The PassMark results put hard numbers on what the spec sheets already implied. In multi-threaded performance, the Threadripper Pro 9975WX scores an enormous 110,143 — nearly 77% higher than the Core Ultra 9 285HX's 62,297. In practical terms, this gap represents the difference between a chip that can saturate dozens of parallel threads simultaneously and one that is fundamentally power-constrained. For workloads like video encoding, scientific computation, or large-scale rendering where every available thread is put to work, the 9975WX operates in a different league entirely.

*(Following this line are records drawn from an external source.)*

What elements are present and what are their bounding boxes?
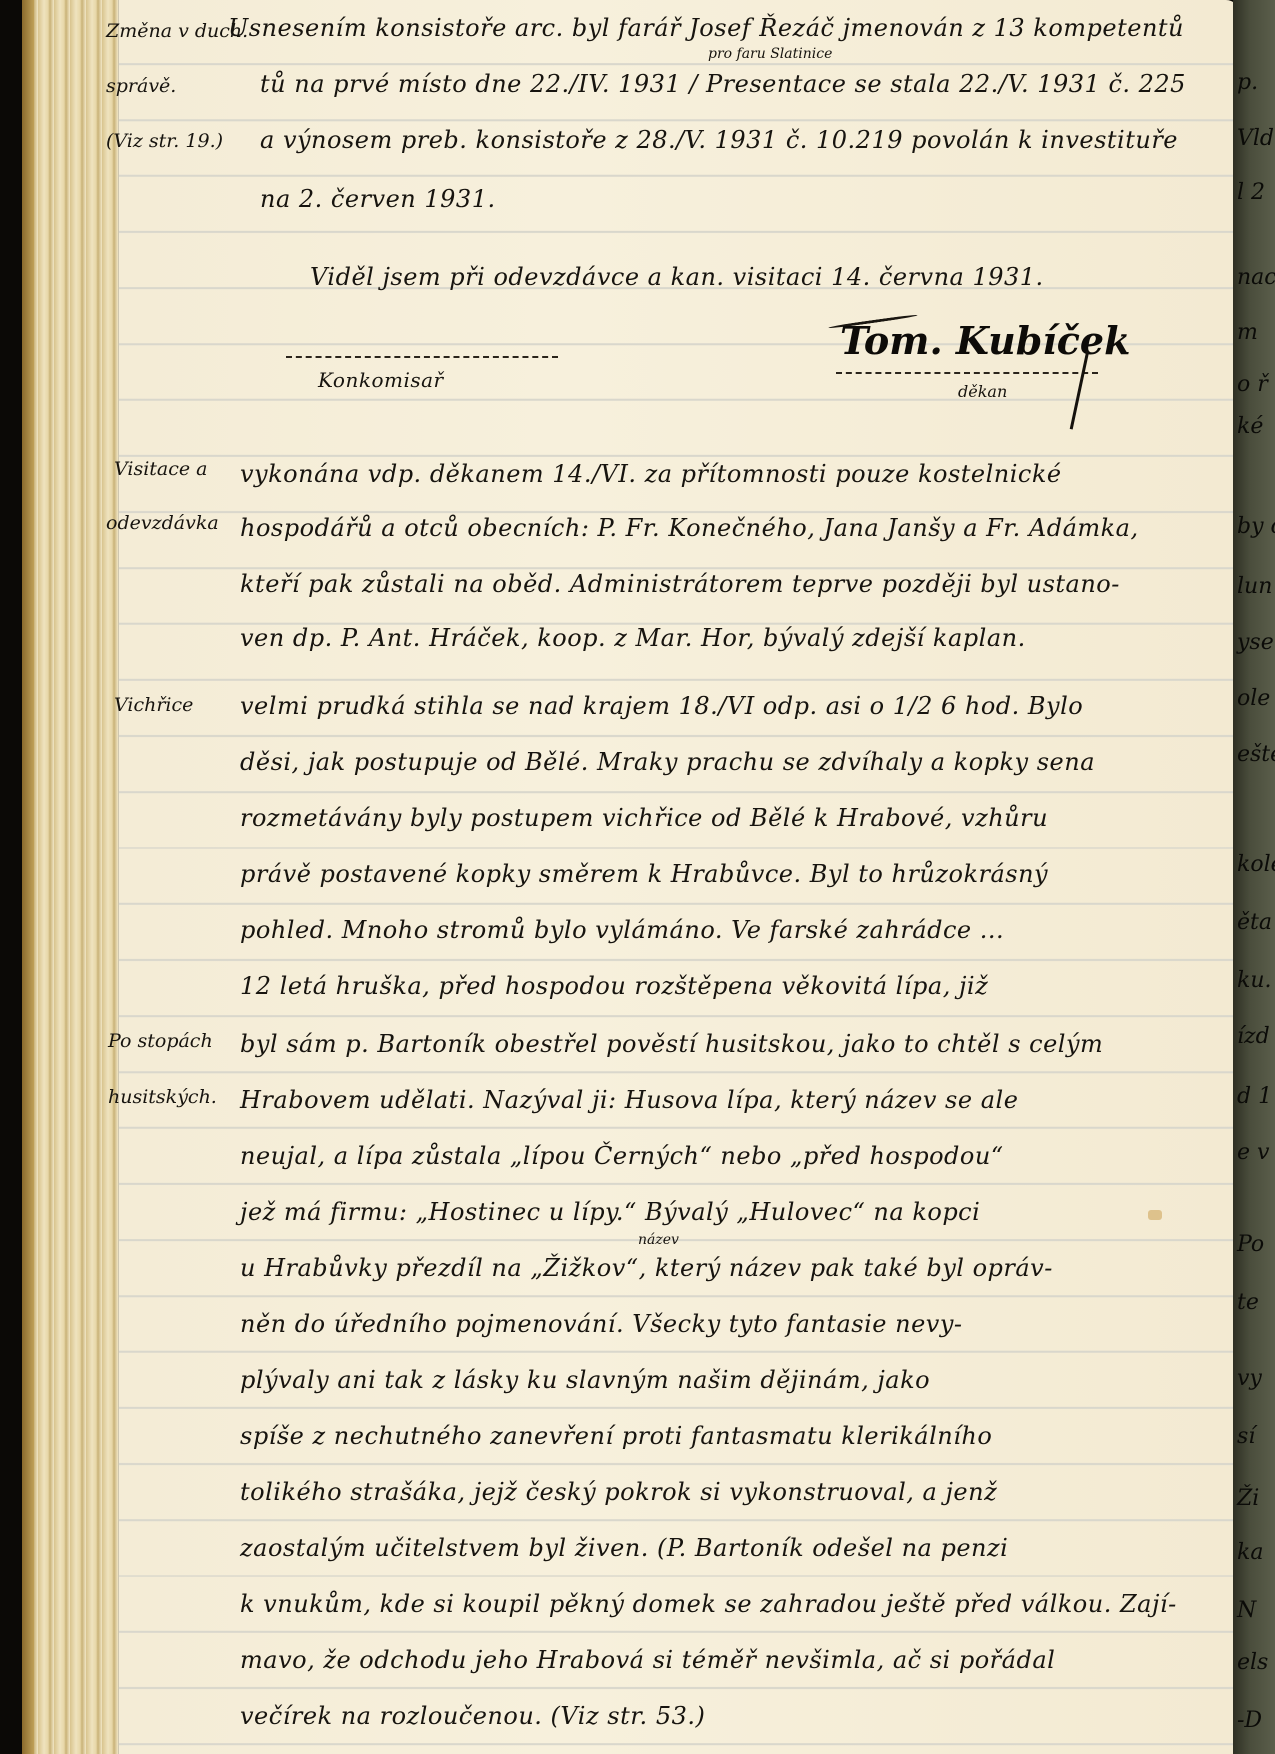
page-margin-line	[118, 0, 119, 1754]
text-line-hussite-7: plývaly ani tak z lásky ku slavným našim…	[240, 1366, 930, 1394]
margin-note-change: Změna v duch.	[106, 20, 248, 42]
facing-fragment: ěta	[1237, 910, 1272, 935]
facing-fragment: N	[1237, 1598, 1256, 1623]
facing-fragment: nac	[1237, 265, 1275, 290]
visitation-statement: Viděl jsem při odevzdávce a kan. visitac…	[310, 263, 1044, 291]
margin-note-handover: odevzdávka	[106, 512, 219, 534]
facing-fragment: ku.	[1237, 968, 1272, 993]
paper-stain	[1148, 1210, 1162, 1220]
facing-fragment: -D	[1237, 1708, 1262, 1733]
facing-fragment: by o	[1237, 514, 1275, 539]
facing-fragment: te	[1237, 1290, 1259, 1315]
text-line-hussite-1: byl sám p. Bartoník obestřel pověstí hus…	[240, 1030, 1103, 1058]
text-line-2: tů na prvé místo dne 22./IV. 1931 / Pres…	[260, 70, 1186, 98]
text-line-visitation-1: vykonána vdp. děkanem 14./VI. za přítomn…	[240, 460, 1062, 488]
text-line-visitation-3: kteří pak zůstali na oběd. Administrátor…	[240, 570, 1120, 598]
facing-fragment: yse	[1237, 630, 1274, 655]
chronicle-page: Změna v duch. správě. (Viz str. 19.) Vis…	[118, 0, 1240, 1754]
facing-fragment: Ži	[1237, 1486, 1259, 1511]
text-line-storm-4: právě postavené kopky směrem k Hrabůvce.…	[240, 860, 1048, 888]
facing-fragment: o ř	[1237, 372, 1268, 397]
margin-note-visitation: Visitace a	[114, 458, 208, 480]
text-line-hussite-13: večírek na rozloučenou. (Viz str. 53.)	[240, 1702, 705, 1730]
facing-fragment: p.	[1237, 70, 1258, 95]
signature-title: děkan	[958, 382, 1007, 401]
text-line-hussite-8: spíše z nechutného zanevření proti fanta…	[240, 1422, 992, 1450]
text-line-hussite-2: Hrabovem udělati. Nazýval ji: Husova líp…	[240, 1086, 1018, 1114]
text-line-hussite-12: mavo, že odchodu jeho Hrabová si téměř n…	[240, 1646, 1055, 1674]
margin-note-see-page-19: (Viz str. 19.)	[106, 130, 223, 152]
text-line-hussite-4: jež má firmu: „Hostinec u lípy.“ Bývalý …	[240, 1198, 980, 1226]
facing-fragment: l 2	[1237, 180, 1265, 205]
konkomisar-underline	[286, 356, 558, 358]
book-page-edges	[22, 0, 118, 1754]
text-line-storm-6: 12 letá hruška, před hospodou rozštěpena…	[240, 972, 988, 1000]
facing-fragment: e v	[1237, 1140, 1269, 1165]
margin-note-hussite: husitských.	[108, 1086, 217, 1108]
facing-fragment: ké	[1237, 414, 1263, 439]
margin-note-windstorm: Vichřice	[114, 694, 193, 716]
insertion-nazev: název	[638, 1232, 679, 1248]
text-line-storm-1: velmi prudká stihla se nad krajem 18./VI…	[240, 692, 1083, 720]
text-line-hussite-6: něn do úředního pojmenování. Všecky tyto…	[240, 1310, 963, 1338]
facing-fragment: Po	[1237, 1232, 1264, 1257]
text-line-visitation-2: hospodářů a otců obecních: P. Fr. Konečn…	[240, 514, 1139, 542]
text-line-hussite-9: tolikého strašáka, jejž český pokrok si …	[240, 1478, 997, 1506]
facing-fragment: els	[1237, 1650, 1268, 1675]
facing-fragment: ízd	[1237, 1024, 1270, 1049]
facing-fragment: kole	[1237, 852, 1275, 877]
facing-fragment: ole	[1237, 686, 1270, 711]
facing-page-edge: p. Vld l 2 nac m o ř ké by o lun yse ole…	[1233, 0, 1275, 1754]
facing-fragment: sí	[1237, 1424, 1255, 1449]
text-line-visitation-4: ven dp. P. Ant. Hráček, koop. z Mar. Hor…	[240, 624, 1026, 652]
text-line-hussite-11: k vnukům, kde si koupil pěkný domek se z…	[240, 1590, 1177, 1618]
facing-fragment: ešte	[1237, 742, 1275, 767]
facing-fragment: vy	[1237, 1366, 1262, 1391]
konkomisar-label: Konkomisař	[318, 368, 444, 392]
text-line-4: na 2. červen 1931.	[260, 185, 496, 213]
facing-fragment: lun	[1237, 574, 1272, 599]
facing-fragment: d 1	[1237, 1084, 1272, 1109]
facing-fragment: m	[1237, 320, 1258, 345]
text-line-hussite-10: zaostalým učitelstvem byl živen. (P. Bar…	[240, 1534, 1008, 1562]
margin-note-hussite-traces: Po stopách	[108, 1030, 213, 1052]
text-line-hussite-3: neujal, a lípa zůstala „lípou Černých“ n…	[240, 1142, 1004, 1170]
facing-fragment: Vld	[1237, 126, 1274, 151]
facing-fragment: ka	[1237, 1540, 1263, 1565]
text-line-hussite-5: u Hrabůvky přezdíl na „Žižkov“, který ná…	[240, 1254, 1053, 1282]
text-line-1: Usnesením konsistoře arc. byl farář Jose…	[228, 14, 1184, 42]
text-line-3: a výnosem preb. konsistoře z 28./V. 1931…	[260, 126, 1178, 154]
text-line-storm-5: pohled. Mnoho stromů bylo vylámáno. Ve f…	[240, 916, 1004, 944]
text-line-storm-2: děsi, jak postupuje od Bělé. Mraky prach…	[240, 748, 1095, 776]
insertion-pro-faru: pro faru Slatinice	[708, 46, 832, 62]
margin-note-administration: správě.	[106, 75, 176, 97]
text-line-storm-3: rozmetávány byly postupem vichřice od Bě…	[240, 804, 1048, 832]
signature-underline	[836, 372, 1098, 374]
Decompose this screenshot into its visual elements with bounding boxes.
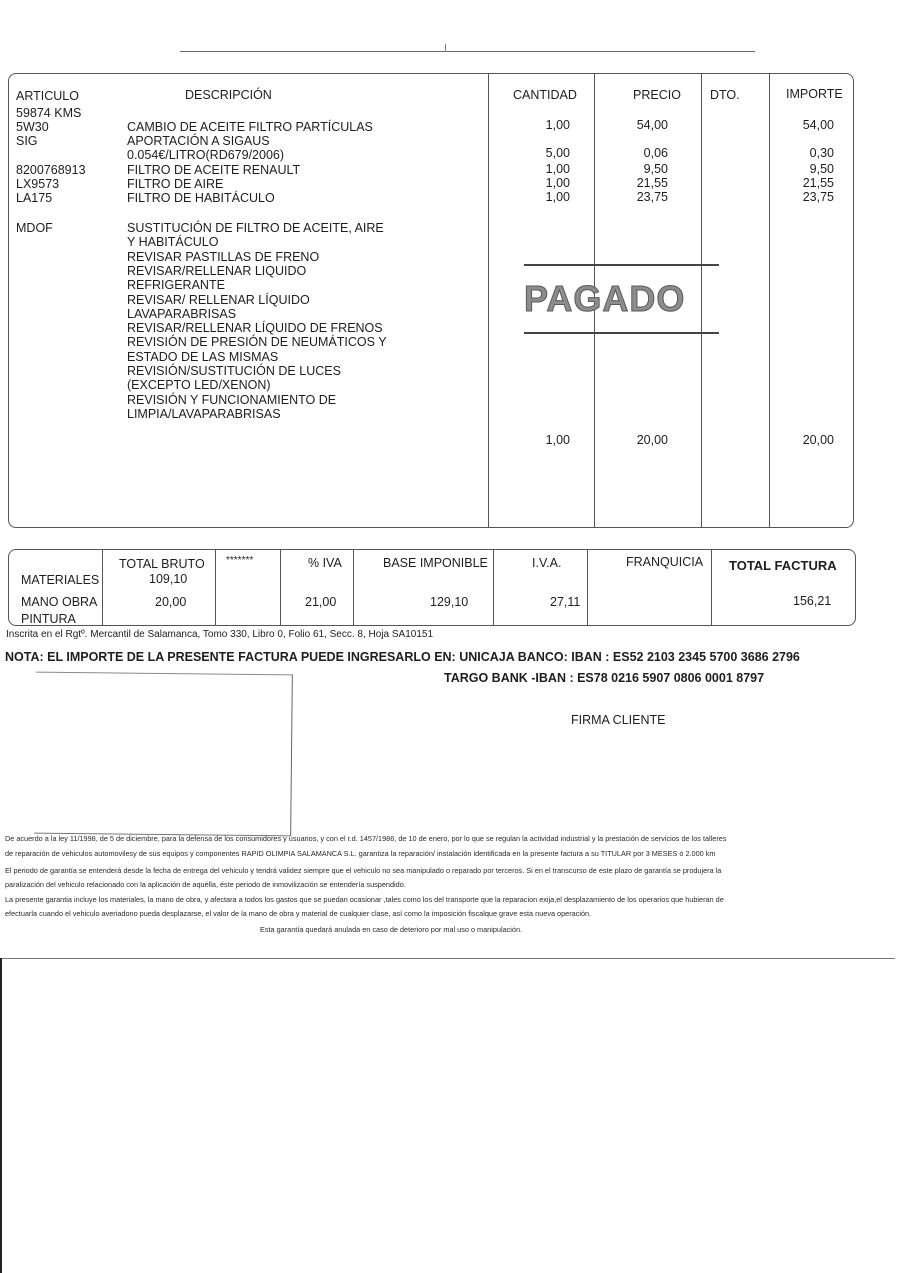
header-dto: DTO. [710,88,740,102]
legal-paragraph-line: La presente garantia incluye los materia… [5,895,724,905]
legal-paragraph-line: Esta garantía quedará anulada en caso de… [260,925,522,935]
header-rule [180,51,755,52]
payment-note: NOTA: EL IMPORTE DE LA PRESENTE FACTURA … [5,650,800,664]
column-divider [493,549,494,626]
line-descripcion: REVISIÓN DE PRESIÓN DE NEUMÁTICOS Y [127,335,387,349]
stamp-rule [524,332,719,334]
row-label-materiales: MATERIALES [21,573,99,587]
header-franquicia: FRANQUICIA [626,555,703,569]
line-descripcion: Y HABITÁCULO [127,235,218,249]
legal-paragraph-line: efectuarla cuando el vehiculo averiadono… [5,909,591,919]
legal-paragraph-line: paralización del vehiculo relacionado co… [5,880,406,890]
header-base-imponible: BASE IMPONIBLE [383,556,488,570]
header-precio: PRECIO [633,88,681,102]
line-precio: 21,55 [598,176,668,190]
base-imponible-value: 129,10 [430,595,468,609]
line-descripcion: FILTRO DE ACEITE RENAULT [127,163,300,177]
header-total-bruto: TOTAL BRUTO [119,557,205,571]
line-descripcion: 0.054€/LITRO(RD679/2006) [127,148,284,162]
legal-paragraph-line: El periodo de garantía se entenderá desd… [5,866,721,876]
iva-value: 27,11 [550,595,580,609]
column-divider [587,549,588,626]
column-divider [488,73,489,528]
line-precio: 0,06 [598,146,668,160]
line-descripcion: FILTRO DE HABITÁCULO [127,191,275,205]
line-articulo: 8200768913 [16,163,86,177]
paid-stamp: PAGADO [524,278,724,320]
line-descripcion: ESTADO DE LAS MISMAS [127,350,278,364]
line-descripcion: SUSTITUCIÓN DE FILTRO DE ACEITE, AIRE [127,221,384,235]
total-factura-value: 156,21 [793,594,831,608]
line-descripcion: CAMBIO DE ACEITE FILTRO PARTÍCULAS [127,120,373,134]
line-descripcion: REFRIGERANTE [127,278,225,292]
column-divider [102,549,103,626]
column-divider [280,549,281,626]
payment-alt-iban: TARGO BANK -IBAN : ES78 0216 5907 0806 0… [444,671,764,685]
line-descripcion: REVISAR/RELLENAR LIQUIDO [127,264,306,278]
line-descripcion: LAVAPARABRISAS [127,307,236,321]
line-cantidad: 1,00 [500,162,570,176]
line-importe: 0,30 [760,146,834,160]
line-importe: 20,00 [760,433,834,447]
header-cantidad: CANTIDAD [513,88,577,102]
legal-paragraph-line: de reparación de vehiculos automovilesy … [5,849,715,859]
line-descripcion: FILTRO DE AIRE [127,177,223,191]
line-importe: 21,55 [760,176,834,190]
pct-iva-value: 21,00 [305,595,336,609]
header-articulo: ARTICULO [16,89,79,103]
page-edge [0,958,2,1273]
line-descripcion: REVISAR/ RELLENAR LÍQUIDO [127,293,310,307]
line-articulo: SIG [16,134,38,148]
line-articulo: 5W30 [16,120,49,134]
materiales-bruto: 109,10 [149,572,187,586]
header-masked: ******* [226,554,253,568]
mileage: 59874 KMS [16,106,81,120]
line-precio: 9,50 [598,162,668,176]
signature-label: FIRMA CLIENTE [571,713,665,727]
stamp-rule [524,264,719,266]
line-precio: 20,00 [598,433,668,447]
line-importe: 23,75 [760,190,834,204]
header-total-factura: TOTAL FACTURA [729,559,837,573]
line-cantidad: 1,00 [500,176,570,190]
line-articulo: MDOF [16,221,53,235]
line-descripcion: REVISAR PASTILLAS DE FRENO [127,250,319,264]
line-cantidad: 1,00 [500,433,570,447]
column-divider [215,549,216,626]
line-cantidad: 5,00 [500,146,570,160]
column-divider [353,549,354,626]
line-importe: 54,00 [760,118,834,132]
line-cantidad: 1,00 [500,118,570,132]
page-fold-line [0,958,895,959]
column-divider [711,549,712,626]
line-descripcion: APORTACIÓN A SIGAUS [127,134,270,148]
mano-obra-bruto: 20,00 [155,595,186,609]
line-importe: 9,50 [760,162,834,176]
line-descripcion: REVISAR/RELLENAR LÍQUIDO DE FRENOS [127,321,383,335]
line-descripcion: LIMPIA/LAVAPARABRISAS [127,407,281,421]
line-cantidad: 1,00 [500,190,570,204]
line-precio: 54,00 [598,118,668,132]
header-importe: IMPORTE [786,87,843,101]
line-precio: 23,75 [598,190,668,204]
line-articulo: LX9573 [16,177,59,191]
row-label-mano-obra: MANO OBRA [21,595,97,609]
row-label-pintura: PINTURA [21,612,76,626]
line-descripcion: REVISIÓN Y FUNCIONAMIENTO DE [127,393,336,407]
header-tick [445,44,446,52]
line-descripcion: REVISIÓN/SUSTITUCIÓN DE LUCES [127,364,341,378]
line-descripcion: (EXCEPTO LED/XENON) [127,378,271,392]
line-articulo: LA175 [16,191,52,205]
header-iva: I.V.A. [532,556,561,570]
column-divider [769,73,770,528]
header-descripcion: DESCRIPCIÓN [185,88,272,102]
registry-info: Inscrita en el Rgtº. Mercantil de Salama… [6,628,433,642]
company-stamp [34,672,293,837]
header-pct-iva: % IVA [308,556,342,570]
legal-paragraph-line: De acuerdo a la ley 11/1998, de 5 de dic… [5,834,726,844]
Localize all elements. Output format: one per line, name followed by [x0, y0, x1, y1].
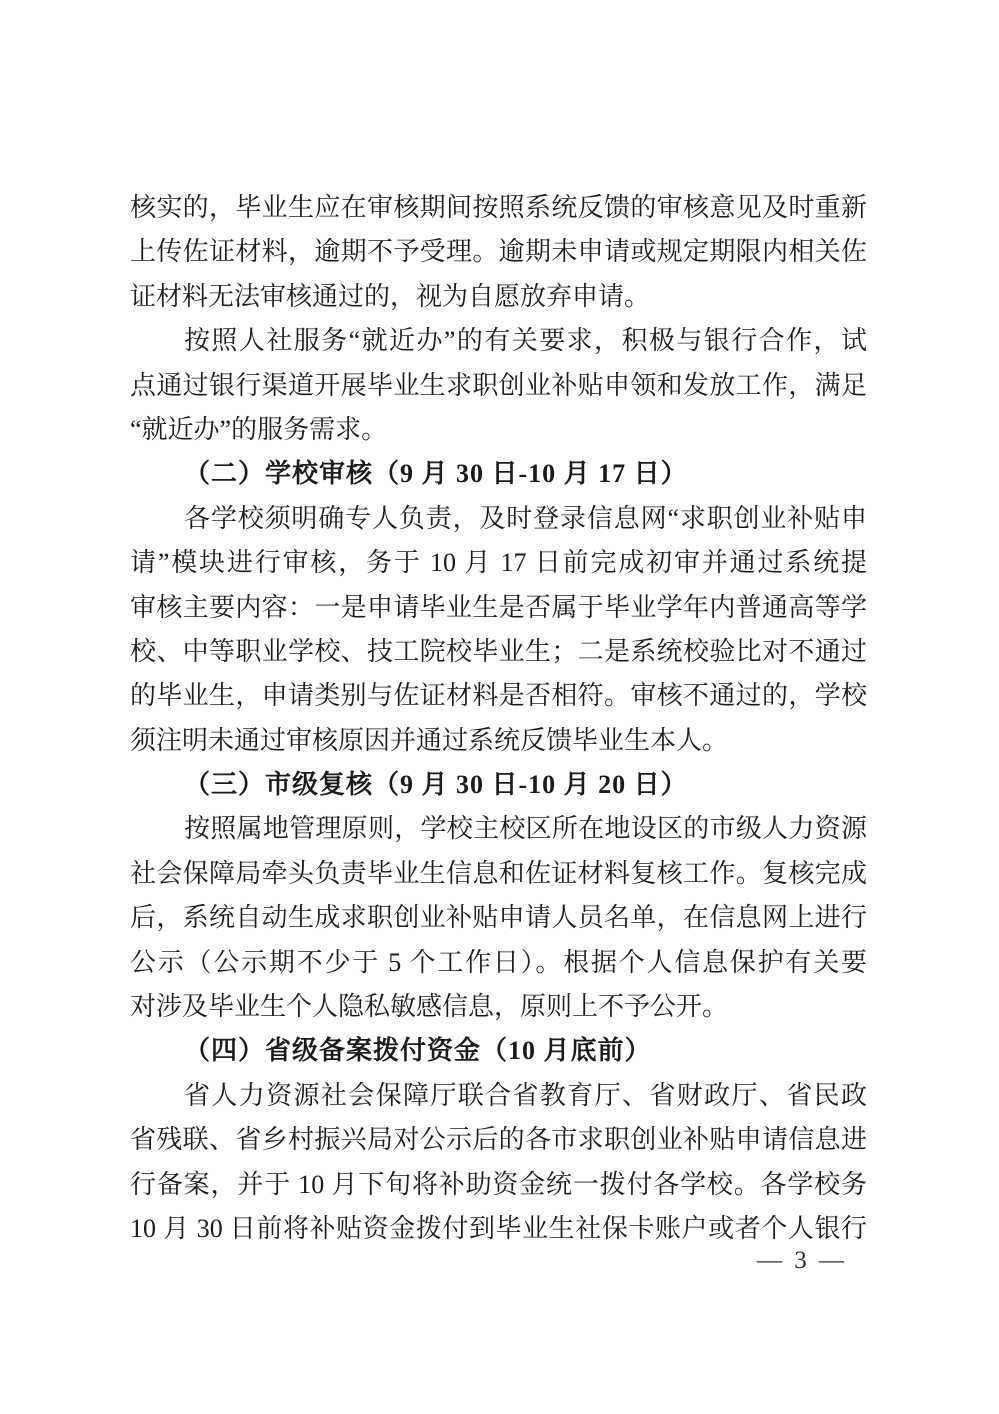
text-line: 省残联、省乡村振兴局对公示后的各市求职创业补贴申请信息进 — [130, 1118, 867, 1162]
text-line: （三）市级复核（9 月 30 日-10 月 20 日） — [130, 763, 867, 807]
text-line: “就近办”的服务需求。 — [130, 408, 867, 452]
text-line: 按照人社服务“就近办”的有关要求，积极与银行合作，试 — [130, 319, 867, 363]
text-line: 10 月 30 日前将补贴资金拨付到毕业生社保卡账户或者个人银行 — [130, 1207, 867, 1251]
text-line: 的毕业生，申请类别与佐证材料是否相符。审核不通过的，学校 — [130, 674, 867, 718]
text-line: 公示（公示期不少于 5 个工作日）。根据个人信息保护有关要求， — [130, 941, 867, 985]
text-line: 核实的，毕业生应在审核期间按照系统反馈的审核意见及时重新 — [130, 186, 867, 230]
text-line: 按照属地管理原则，学校主校区所在地设区的市级人力资源 — [130, 807, 867, 851]
text-line: 省人力资源社会保障厅联合省教育厅、省财政厅、省民政厅、 — [130, 1074, 867, 1118]
document-body: 核实的，毕业生应在审核期间按照系统反馈的审核意见及时重新上传佐证材料，逾期不予受… — [130, 186, 867, 1251]
document-page: 核实的，毕业生应在审核期间按照系统反馈的审核意见及时重新上传佐证材料，逾期不予受… — [0, 0, 999, 1414]
text-line: 审核主要内容：一是申请毕业生是否属于毕业学年内普通高等学 — [130, 586, 867, 630]
page-number: — 3 — — [757, 1247, 847, 1275]
text-line: 对涉及毕业生个人隐私敏感信息，原则上不予公开。 — [130, 985, 867, 1029]
text-line: （二）学校审核（9 月 30 日-10 月 17 日） — [130, 452, 867, 496]
text-line: 上传佐证材料，逾期不予受理。逾期未申请或规定期限内相关佐 — [130, 230, 867, 274]
text-line: 点通过银行渠道开展毕业生求职创业补贴申领和发放工作，满足 — [130, 364, 867, 408]
text-line: （四）省级备案拨付资金（10 月底前） — [130, 1029, 867, 1073]
text-line: 社会保障局牵头负责毕业生信息和佐证材料复核工作。复核完成 — [130, 852, 867, 896]
text-line: 请”模块进行审核，务于 10 月 17 日前完成初审并通过系统提交。 — [130, 541, 867, 585]
text-line: 须注明未通过审核原因并通过系统反馈毕业生本人。 — [130, 719, 867, 763]
text-line: 各学校须明确专人负责，及时登录信息网“求职创业补贴申 — [130, 497, 867, 541]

The single-core picture flips the narrative. The 285HX edges ahead with a single-core score of 4,784 versus the 9975WX's 4,409 — a roughly 8% advantage. Single-core performance is what drives everyday responsiveness: application launch times, UI fluidity, gaming frame rates, and any task that cannot be parallelized. This narrow but real lead means the 285HX can feel marginally snappier in day-to-day interactive use, which is a meaningful quality-of-life factor in a laptop where that kind of responsiveness is expected.
Overall, the benchmarks confirm a clear split: the 9975WX dominates on multi-threaded throughput by a wide margin, while the 285HX holds a modest single-core edge. The right choice depends entirely on the workload — sustained parallel computation favors the 9975WX without contest, while tasks leaning on single-thread speed give the 285HX a slight but tangible advantage.